A CD Ladder approach would call for something like this:
As you can see, the maturities are staggered and some of the CD’s will earn more than the others. If you need some money after 1 year, you can take the payout of CD #1 and use it. Otherwise, you can just take it and invest the money in another 5 year CD. By that time, CD #2 would mature in 1 year and CD #5 would mature in 4 years. You can continue in this manner to keep the ladder intact.
If your life is particularly volatile, you may want to shorten the length of time between maturities to maybe 6 or even 3 months. If you have a more stable life, a 1-2 year gap in maturities should not be too much of a problem. The larger you make the gap, the less cash flow benefit you receive from your CD Ladder. It is obviously not necessary to always continue the ladder once some of your original CD’s come to maturity. Based on the interest rate environment, you may decide to use your cash from an old CD for longer term CD’s or shorter term CD’s.
So, Why Did You Tell Me About a CD Ladder?

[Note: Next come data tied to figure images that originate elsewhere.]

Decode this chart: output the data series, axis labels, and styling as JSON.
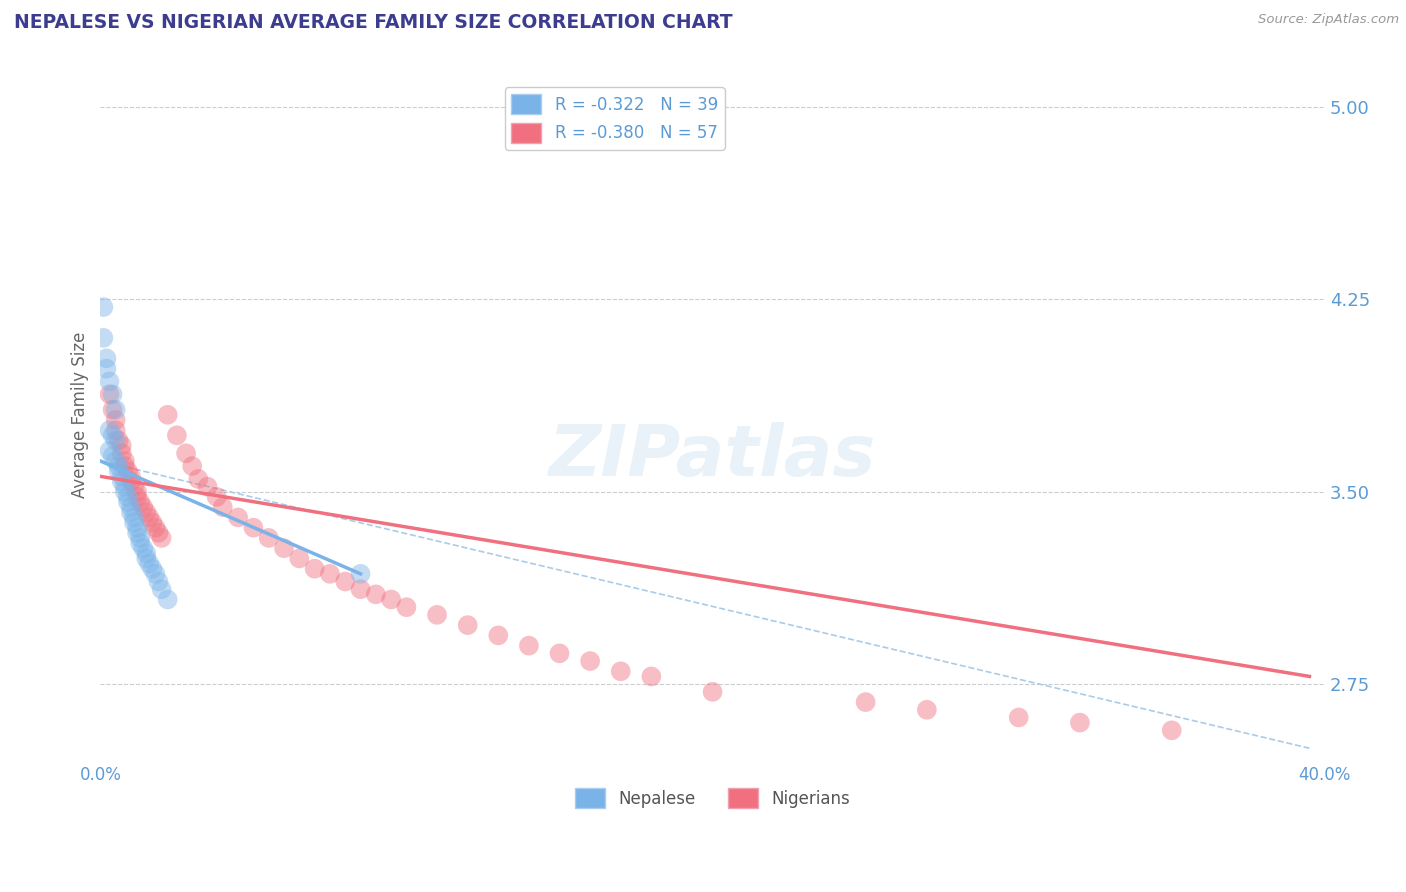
{
  "title": "NEPALESE VS NIGERIAN AVERAGE FAMILY SIZE CORRELATION CHART",
  "source": "Source: ZipAtlas.com",
  "ylabel": "Average Family Size",
  "xlim": [
    0.0,
    0.4
  ],
  "ylim": [
    2.45,
    5.15
  ],
  "yticks": [
    2.75,
    3.5,
    4.25,
    5.0
  ],
  "ytick_labels": [
    "2.75",
    "3.50",
    "4.25",
    "5.00"
  ],
  "xtick_vals": [
    0.0,
    0.4
  ],
  "xtick_labels": [
    "0.0%",
    "40.0%"
  ],
  "title_color": "#3d3d8f",
  "axis_tick_color": "#5b9bd5",
  "background_color": "#ffffff",
  "grid_color": "#cccccc",
  "nepal_color": "#7ab3e8",
  "nigeria_color": "#f07080",
  "nepal_scatter": [
    [
      0.001,
      4.22
    ],
    [
      0.001,
      4.1
    ],
    [
      0.002,
      4.02
    ],
    [
      0.002,
      3.98
    ],
    [
      0.003,
      3.93
    ],
    [
      0.004,
      3.88
    ],
    [
      0.005,
      3.82
    ],
    [
      0.003,
      3.74
    ],
    [
      0.004,
      3.72
    ],
    [
      0.005,
      3.7
    ],
    [
      0.003,
      3.66
    ],
    [
      0.004,
      3.64
    ],
    [
      0.005,
      3.62
    ],
    [
      0.006,
      3.6
    ],
    [
      0.006,
      3.58
    ],
    [
      0.007,
      3.56
    ],
    [
      0.007,
      3.54
    ],
    [
      0.008,
      3.52
    ],
    [
      0.008,
      3.5
    ],
    [
      0.009,
      3.48
    ],
    [
      0.009,
      3.46
    ],
    [
      0.01,
      3.44
    ],
    [
      0.01,
      3.42
    ],
    [
      0.011,
      3.4
    ],
    [
      0.011,
      3.38
    ],
    [
      0.012,
      3.36
    ],
    [
      0.012,
      3.34
    ],
    [
      0.013,
      3.32
    ],
    [
      0.013,
      3.3
    ],
    [
      0.014,
      3.28
    ],
    [
      0.015,
      3.26
    ],
    [
      0.015,
      3.24
    ],
    [
      0.016,
      3.22
    ],
    [
      0.017,
      3.2
    ],
    [
      0.018,
      3.18
    ],
    [
      0.019,
      3.15
    ],
    [
      0.02,
      3.12
    ],
    [
      0.022,
      3.08
    ],
    [
      0.085,
      3.18
    ]
  ],
  "nigeria_scatter": [
    [
      0.003,
      3.88
    ],
    [
      0.004,
      3.82
    ],
    [
      0.005,
      3.78
    ],
    [
      0.005,
      3.74
    ],
    [
      0.006,
      3.7
    ],
    [
      0.007,
      3.68
    ],
    [
      0.007,
      3.65
    ],
    [
      0.008,
      3.62
    ],
    [
      0.008,
      3.6
    ],
    [
      0.009,
      3.58
    ],
    [
      0.01,
      3.56
    ],
    [
      0.01,
      3.54
    ],
    [
      0.011,
      3.52
    ],
    [
      0.012,
      3.5
    ],
    [
      0.012,
      3.48
    ],
    [
      0.013,
      3.46
    ],
    [
      0.014,
      3.44
    ],
    [
      0.015,
      3.42
    ],
    [
      0.016,
      3.4
    ],
    [
      0.017,
      3.38
    ],
    [
      0.018,
      3.36
    ],
    [
      0.019,
      3.34
    ],
    [
      0.02,
      3.32
    ],
    [
      0.022,
      3.8
    ],
    [
      0.025,
      3.72
    ],
    [
      0.028,
      3.65
    ],
    [
      0.03,
      3.6
    ],
    [
      0.032,
      3.55
    ],
    [
      0.035,
      3.52
    ],
    [
      0.038,
      3.48
    ],
    [
      0.04,
      3.44
    ],
    [
      0.045,
      3.4
    ],
    [
      0.05,
      3.36
    ],
    [
      0.055,
      3.32
    ],
    [
      0.06,
      3.28
    ],
    [
      0.065,
      3.24
    ],
    [
      0.07,
      3.2
    ],
    [
      0.075,
      3.18
    ],
    [
      0.08,
      3.15
    ],
    [
      0.085,
      3.12
    ],
    [
      0.09,
      3.1
    ],
    [
      0.095,
      3.08
    ],
    [
      0.1,
      3.05
    ],
    [
      0.11,
      3.02
    ],
    [
      0.12,
      2.98
    ],
    [
      0.13,
      2.94
    ],
    [
      0.14,
      2.9
    ],
    [
      0.15,
      2.87
    ],
    [
      0.16,
      2.84
    ],
    [
      0.17,
      2.8
    ],
    [
      0.18,
      2.78
    ],
    [
      0.2,
      2.72
    ],
    [
      0.25,
      2.68
    ],
    [
      0.27,
      2.65
    ],
    [
      0.3,
      2.62
    ],
    [
      0.32,
      2.6
    ],
    [
      0.35,
      2.57
    ]
  ],
  "nepal_line": {
    "x0": 0.0,
    "x1": 0.085,
    "y0": 3.62,
    "y1": 3.18
  },
  "nigeria_line": {
    "x0": 0.0,
    "x1": 0.395,
    "y0": 3.56,
    "y1": 2.78
  },
  "dashed_line": {
    "x0": 0.0,
    "x1": 0.395,
    "y0": 3.62,
    "y1": 2.5
  },
  "dashed_color": "#aacce8",
  "watermark_text": "ZIPatlas",
  "legend1_label": "R = -0.322   N = 39",
  "legend2_label": "R = -0.380   N = 57",
  "bottom_legend": [
    "Nepalese",
    "Nigerians"
  ]
}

As was alluded to above, there is no magical advantage of using a CD Ladder. A CD ladder is a way to manage cash flow while still maintaining returns better than that of very short-term investments. If you chose to invest all of your money into the longer term CD’s, then a potential emergency or large purchase may require the breaking of a CD (and paying the associated penalties) which severely erodes returns. With a mix of different maturities, the overall return may be lower, but the potential to use cash when needed is readily available.